Anyhoo six rounds of schools visited and laden down with a forest full of prospectus packs she was done. Decisions discussed and ranked in order. So off she went to France with the school and here we were stuck with the online application.

The primary school process seemed a doddle so I thought I'll knock this out in half an hour ready for a glass of wine in front of the telly before I knew it.

Not so.

What a palaver. I can't even bear to relive it here. Suffice to say here are some nuggets of advice from my experience.

1. Keep your username and password close by - it's not something you'll ever remember and the amount of times the damn thing logs you out, you'll be calling it out in your sleep.

2. Save and save and save. Every time you stop to have a think about anything. Save. After re-reading and retyping our reasons for preferring the chosen school (optional) the system had kicked us out without warning and we lost all our prose.

3. Read each school's admission guidelines prior to starting the application and don't be naive enough to think each school within a borough or city would be as daft enough to have the same guidelines. Ha. We didn't - and hour one online passed slowly.

4. Have any arguments about which school should go at number 3 and 4 (or 5 and 6) before you log in. School admission systems do not wait for parental conflict, they just log you out.
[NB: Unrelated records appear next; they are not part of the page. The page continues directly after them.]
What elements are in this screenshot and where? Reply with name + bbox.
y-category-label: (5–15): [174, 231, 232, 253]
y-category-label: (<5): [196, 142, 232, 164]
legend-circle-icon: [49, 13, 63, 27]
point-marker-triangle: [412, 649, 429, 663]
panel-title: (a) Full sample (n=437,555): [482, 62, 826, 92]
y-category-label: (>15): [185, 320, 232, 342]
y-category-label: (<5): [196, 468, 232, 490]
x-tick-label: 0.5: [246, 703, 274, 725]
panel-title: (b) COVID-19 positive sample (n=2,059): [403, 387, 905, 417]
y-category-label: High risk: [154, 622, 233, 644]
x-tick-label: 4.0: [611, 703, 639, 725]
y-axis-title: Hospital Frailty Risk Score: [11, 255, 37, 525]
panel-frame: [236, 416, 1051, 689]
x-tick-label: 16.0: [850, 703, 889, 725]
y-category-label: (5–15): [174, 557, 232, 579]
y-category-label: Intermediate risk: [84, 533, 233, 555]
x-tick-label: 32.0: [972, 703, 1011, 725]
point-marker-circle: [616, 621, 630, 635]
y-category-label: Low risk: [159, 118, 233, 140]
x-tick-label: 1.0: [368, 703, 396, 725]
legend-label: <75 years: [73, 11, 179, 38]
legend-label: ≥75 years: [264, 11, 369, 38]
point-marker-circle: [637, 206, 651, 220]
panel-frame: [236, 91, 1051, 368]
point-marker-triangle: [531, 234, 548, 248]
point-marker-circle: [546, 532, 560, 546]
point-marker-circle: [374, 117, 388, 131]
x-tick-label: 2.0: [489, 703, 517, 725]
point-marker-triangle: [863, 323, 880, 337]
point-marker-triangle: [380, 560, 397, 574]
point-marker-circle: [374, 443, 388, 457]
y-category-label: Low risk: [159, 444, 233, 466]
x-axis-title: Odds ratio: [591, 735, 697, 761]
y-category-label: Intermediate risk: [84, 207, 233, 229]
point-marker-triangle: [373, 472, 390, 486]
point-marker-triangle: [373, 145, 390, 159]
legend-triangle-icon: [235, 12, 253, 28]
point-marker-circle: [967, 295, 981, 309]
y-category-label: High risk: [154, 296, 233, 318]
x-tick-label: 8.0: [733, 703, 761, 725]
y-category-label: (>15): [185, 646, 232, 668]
Wine was now poured despite being mid-application.

5. Hire a writer to scribe your (optional) reasons for choosing preferred school. That way you won't sound like a crawling licky-bum type arty-farty parent who will bully their way onto the school governors' board, when all you want to say is - "look you have a great school, my kid's great and I think they'll do really well at your school so please, please, please take her". Failing that type it out on a word document, save it, leave it a day, come back to it, pop it on the application form, SAVE it and forget about it until March.

By the way this whole October application, response in March deal. I wonder if I can apply for compensation for the amount of wine and chocolate I will consume in that time in order to 'forget' about said process?